LA MOSTRA. ”In viaggio con Don Cuba” è un’esposizione che vuol ripercorrere la vita e l’operato del sacerdote fiorentino attraverso fotografie, documenti inediti e testimonianze di amici e parenti. Un percorso che mostra due facce della stessa medaglia: da una parte il suo viaggio in Africa, raggiunta passando attraverso molte terre (Grecia, Turchia, Gerusalemme e non solo), con particolare attenzione alla messa da lui celebrata sulla cima del Kilimangiaro, dall’altra sei capitoli dedicati alla sua biografia, agli aspetti più o meno noti di un grande uomo. Data quest’esigenza di sviluppare un doppio percorso espositivo, è stato realizzato un innovativo sistema di allestimento: un supporto in pvc bifacciale per stampa ad alta definizione, con un anima in fibra di tessuto inderformabile, applicato su una struttura metallica. Questa soluzione ha permesso di realizzare una stampa di oltre 50 metri per faccia, per un totale di 100 metri, che si snoda attraverso l’intera Galleria delle Carrozze come un lungo serpente multicolore. Saranno esposti anche alcuni cimeli, come l’altare da viaggio di cui si munì per celebrare la messa sul Kilimangiaro e la moto che lo accompagnò nel viaggio per le terre africane (modello Delfino 160).

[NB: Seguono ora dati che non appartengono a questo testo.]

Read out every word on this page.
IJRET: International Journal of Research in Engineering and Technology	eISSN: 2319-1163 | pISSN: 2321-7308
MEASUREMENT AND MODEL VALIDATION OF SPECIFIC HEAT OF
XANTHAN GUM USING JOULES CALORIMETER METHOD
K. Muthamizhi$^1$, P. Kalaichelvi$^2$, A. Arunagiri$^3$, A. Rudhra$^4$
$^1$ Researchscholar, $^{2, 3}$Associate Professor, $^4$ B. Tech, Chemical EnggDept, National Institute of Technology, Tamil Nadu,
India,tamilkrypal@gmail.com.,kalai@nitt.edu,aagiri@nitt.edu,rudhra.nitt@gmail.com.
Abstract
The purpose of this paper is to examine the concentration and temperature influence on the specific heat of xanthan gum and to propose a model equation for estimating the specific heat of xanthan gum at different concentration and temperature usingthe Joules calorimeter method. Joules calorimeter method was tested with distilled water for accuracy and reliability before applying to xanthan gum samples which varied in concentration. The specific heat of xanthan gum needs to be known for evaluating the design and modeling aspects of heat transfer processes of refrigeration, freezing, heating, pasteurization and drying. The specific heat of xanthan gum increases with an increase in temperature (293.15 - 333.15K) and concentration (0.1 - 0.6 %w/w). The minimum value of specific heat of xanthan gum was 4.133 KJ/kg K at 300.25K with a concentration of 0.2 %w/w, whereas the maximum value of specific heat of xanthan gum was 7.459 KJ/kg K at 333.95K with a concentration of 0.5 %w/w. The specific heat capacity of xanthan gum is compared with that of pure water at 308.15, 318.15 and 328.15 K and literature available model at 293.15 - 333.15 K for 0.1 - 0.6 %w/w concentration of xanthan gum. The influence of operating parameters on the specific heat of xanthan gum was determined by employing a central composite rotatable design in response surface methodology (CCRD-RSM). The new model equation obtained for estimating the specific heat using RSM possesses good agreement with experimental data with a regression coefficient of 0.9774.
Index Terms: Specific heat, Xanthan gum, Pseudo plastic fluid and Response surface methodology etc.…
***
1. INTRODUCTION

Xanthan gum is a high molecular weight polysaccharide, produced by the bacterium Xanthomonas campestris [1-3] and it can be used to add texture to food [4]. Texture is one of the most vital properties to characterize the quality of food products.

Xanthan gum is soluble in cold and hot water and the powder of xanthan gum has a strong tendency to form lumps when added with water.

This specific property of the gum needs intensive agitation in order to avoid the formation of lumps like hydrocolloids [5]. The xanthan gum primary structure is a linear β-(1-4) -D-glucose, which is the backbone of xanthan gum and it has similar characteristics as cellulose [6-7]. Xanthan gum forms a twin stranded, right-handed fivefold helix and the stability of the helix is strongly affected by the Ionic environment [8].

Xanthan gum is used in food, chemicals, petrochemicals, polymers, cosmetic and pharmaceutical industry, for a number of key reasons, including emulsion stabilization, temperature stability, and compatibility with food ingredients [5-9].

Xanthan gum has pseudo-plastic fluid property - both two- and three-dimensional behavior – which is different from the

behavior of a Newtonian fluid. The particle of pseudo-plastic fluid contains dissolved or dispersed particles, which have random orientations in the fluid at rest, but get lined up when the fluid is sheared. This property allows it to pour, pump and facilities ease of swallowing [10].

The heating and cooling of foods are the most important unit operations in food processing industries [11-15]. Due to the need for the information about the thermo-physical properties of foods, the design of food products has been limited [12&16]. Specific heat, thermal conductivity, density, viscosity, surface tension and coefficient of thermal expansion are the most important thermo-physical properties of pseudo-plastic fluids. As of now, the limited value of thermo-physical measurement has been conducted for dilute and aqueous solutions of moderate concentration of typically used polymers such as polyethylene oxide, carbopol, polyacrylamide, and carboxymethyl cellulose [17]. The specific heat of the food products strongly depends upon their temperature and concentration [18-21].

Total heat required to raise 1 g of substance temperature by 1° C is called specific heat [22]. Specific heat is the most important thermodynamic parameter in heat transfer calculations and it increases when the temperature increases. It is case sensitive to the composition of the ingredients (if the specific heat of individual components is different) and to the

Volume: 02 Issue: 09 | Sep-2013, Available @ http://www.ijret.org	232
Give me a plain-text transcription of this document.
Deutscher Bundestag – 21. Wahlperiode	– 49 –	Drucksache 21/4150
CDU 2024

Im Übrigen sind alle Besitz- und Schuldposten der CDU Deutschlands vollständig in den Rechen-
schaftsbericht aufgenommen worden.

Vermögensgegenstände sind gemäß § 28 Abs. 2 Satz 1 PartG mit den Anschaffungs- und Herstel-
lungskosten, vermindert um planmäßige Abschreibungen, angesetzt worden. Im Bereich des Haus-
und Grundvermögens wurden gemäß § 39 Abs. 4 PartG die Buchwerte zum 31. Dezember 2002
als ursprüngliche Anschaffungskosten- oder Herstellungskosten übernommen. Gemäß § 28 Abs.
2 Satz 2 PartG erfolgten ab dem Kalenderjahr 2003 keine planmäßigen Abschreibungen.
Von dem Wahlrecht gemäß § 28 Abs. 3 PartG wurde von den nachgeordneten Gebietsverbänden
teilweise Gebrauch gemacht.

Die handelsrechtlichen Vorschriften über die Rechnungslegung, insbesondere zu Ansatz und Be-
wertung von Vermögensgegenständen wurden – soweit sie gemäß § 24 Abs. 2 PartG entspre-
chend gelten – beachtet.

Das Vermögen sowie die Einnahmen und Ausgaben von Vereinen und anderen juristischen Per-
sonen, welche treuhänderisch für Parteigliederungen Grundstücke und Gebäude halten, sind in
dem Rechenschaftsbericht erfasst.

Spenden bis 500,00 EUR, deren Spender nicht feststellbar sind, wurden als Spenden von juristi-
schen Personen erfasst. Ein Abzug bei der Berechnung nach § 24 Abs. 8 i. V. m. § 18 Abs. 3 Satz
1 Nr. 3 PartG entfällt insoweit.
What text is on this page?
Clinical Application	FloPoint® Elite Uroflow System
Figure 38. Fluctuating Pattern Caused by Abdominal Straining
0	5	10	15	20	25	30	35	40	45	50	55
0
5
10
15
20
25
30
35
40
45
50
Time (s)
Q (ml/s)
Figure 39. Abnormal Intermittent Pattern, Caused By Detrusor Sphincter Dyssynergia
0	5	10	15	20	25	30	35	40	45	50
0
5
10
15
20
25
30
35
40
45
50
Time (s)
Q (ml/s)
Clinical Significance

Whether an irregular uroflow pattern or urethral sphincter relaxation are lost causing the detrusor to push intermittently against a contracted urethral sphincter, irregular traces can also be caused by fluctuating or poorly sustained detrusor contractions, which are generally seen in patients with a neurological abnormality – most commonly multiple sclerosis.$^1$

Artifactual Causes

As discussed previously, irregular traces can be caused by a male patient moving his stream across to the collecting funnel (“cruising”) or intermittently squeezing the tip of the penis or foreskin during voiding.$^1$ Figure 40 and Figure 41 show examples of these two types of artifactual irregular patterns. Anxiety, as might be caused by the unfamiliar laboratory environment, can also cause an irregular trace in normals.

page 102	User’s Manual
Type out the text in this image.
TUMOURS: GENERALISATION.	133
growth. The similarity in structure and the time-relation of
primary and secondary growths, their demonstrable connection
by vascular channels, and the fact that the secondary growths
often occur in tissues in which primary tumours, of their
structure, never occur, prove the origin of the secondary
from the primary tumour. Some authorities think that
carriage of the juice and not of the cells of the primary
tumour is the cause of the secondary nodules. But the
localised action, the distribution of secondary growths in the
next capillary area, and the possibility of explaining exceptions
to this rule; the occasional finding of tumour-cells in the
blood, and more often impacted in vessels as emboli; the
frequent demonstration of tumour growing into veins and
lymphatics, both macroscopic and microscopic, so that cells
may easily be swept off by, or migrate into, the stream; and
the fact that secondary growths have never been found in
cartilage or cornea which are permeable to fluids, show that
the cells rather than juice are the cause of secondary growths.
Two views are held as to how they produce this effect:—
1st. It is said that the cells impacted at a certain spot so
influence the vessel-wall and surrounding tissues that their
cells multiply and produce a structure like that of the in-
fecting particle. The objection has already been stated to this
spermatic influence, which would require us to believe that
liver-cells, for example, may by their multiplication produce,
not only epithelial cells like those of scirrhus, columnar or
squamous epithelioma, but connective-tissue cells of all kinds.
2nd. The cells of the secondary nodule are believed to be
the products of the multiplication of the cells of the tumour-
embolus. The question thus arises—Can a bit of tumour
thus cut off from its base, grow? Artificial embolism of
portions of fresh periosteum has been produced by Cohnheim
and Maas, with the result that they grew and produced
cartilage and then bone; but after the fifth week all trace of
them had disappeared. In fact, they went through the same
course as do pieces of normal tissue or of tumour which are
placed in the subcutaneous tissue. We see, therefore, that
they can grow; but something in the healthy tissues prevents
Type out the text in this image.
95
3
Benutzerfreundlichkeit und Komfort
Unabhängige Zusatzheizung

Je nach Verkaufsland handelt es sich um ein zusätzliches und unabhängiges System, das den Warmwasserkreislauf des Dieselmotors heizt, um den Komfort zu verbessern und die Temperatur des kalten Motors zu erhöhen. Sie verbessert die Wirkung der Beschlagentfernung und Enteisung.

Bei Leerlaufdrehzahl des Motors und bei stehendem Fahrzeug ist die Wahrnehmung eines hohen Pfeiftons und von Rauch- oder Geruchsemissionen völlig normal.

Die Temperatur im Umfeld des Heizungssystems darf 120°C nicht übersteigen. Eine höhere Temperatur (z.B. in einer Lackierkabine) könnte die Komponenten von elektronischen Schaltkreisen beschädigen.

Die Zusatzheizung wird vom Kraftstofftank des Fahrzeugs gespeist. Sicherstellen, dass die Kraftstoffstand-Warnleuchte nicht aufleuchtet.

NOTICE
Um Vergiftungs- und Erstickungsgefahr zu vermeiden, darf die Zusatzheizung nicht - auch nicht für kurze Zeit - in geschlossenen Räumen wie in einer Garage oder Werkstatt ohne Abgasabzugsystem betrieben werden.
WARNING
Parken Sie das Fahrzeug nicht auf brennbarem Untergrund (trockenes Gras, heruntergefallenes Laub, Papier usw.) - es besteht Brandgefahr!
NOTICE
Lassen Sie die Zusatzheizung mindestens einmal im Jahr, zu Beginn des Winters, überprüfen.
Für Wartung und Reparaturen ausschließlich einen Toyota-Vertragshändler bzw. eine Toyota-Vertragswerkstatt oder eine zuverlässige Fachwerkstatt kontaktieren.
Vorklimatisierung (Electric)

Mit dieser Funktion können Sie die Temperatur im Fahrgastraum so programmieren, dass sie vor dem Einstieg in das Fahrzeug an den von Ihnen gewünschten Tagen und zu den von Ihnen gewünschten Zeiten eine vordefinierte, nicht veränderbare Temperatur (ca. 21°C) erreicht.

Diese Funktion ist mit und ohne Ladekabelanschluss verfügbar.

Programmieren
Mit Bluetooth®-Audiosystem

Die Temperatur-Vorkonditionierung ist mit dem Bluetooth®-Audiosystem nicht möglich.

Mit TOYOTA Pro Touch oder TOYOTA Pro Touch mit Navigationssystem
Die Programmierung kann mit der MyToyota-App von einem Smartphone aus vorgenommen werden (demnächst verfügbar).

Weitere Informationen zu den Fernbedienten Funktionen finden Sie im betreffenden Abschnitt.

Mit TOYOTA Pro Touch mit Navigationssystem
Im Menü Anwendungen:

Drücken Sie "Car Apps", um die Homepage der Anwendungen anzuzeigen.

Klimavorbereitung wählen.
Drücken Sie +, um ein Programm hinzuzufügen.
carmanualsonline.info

”DON CUBA”. Don Danilo Cubatelli è stato un uomo di grande bontà e spirito d’avventura. Oltre alla messa sul Kilimangiaro, dedicata a tutti i lavoratori, diede molto anche alla città di Firenze. L’impegno culturare si può ritrovare nella dedizione che mise nel progetto dei suoi “Cineforum”, organizzati per trent’anni nelle parrocchie, nei circoli ricreativi e culturali e nelle scuole. Non mancò, però, neppure l’impegno umano. Per esempio, si potrebbe ricordare un emblematico aneddoto risalente al novembre del 1966, poco prima che la città fosse sommersa a causa dell’alluvione. Preoccupato per i livelli allarmanti dell’Arno, Don Cuba pensò subito ai ragazzi del carcere delle Murate, consapevole che un’eventuale inondazione sarebbe stata particolarmente disastrosa in quella zona. Corse immediatamente al carcere fiorentino e, non essendo ancora stata presa una decisione sul da farsi da parte della direzione carceraria, assumendosi tutte le responsabilità convinse gli agenti di custodia a liberare oltre 800 carcerati, che rischiavano l’allagamento in cella. Prima di allontanarli dall’edificio, li radunò tutti nel piazzale e disse loro: “Adesso non fate bischerate e andate ad aiutare chi avrà bisogno! Voglio vedervi tornare qui esattamente tra una settimana. Dimostratemi che siete veri uomini”. Al carcere delle Murate l’acqua dell’Arno raggiunse i 5 metri d’altezza: le celle furono tutte sommerse. Una settimana dopo, tutti i detenuti tornarono, come d’accordo.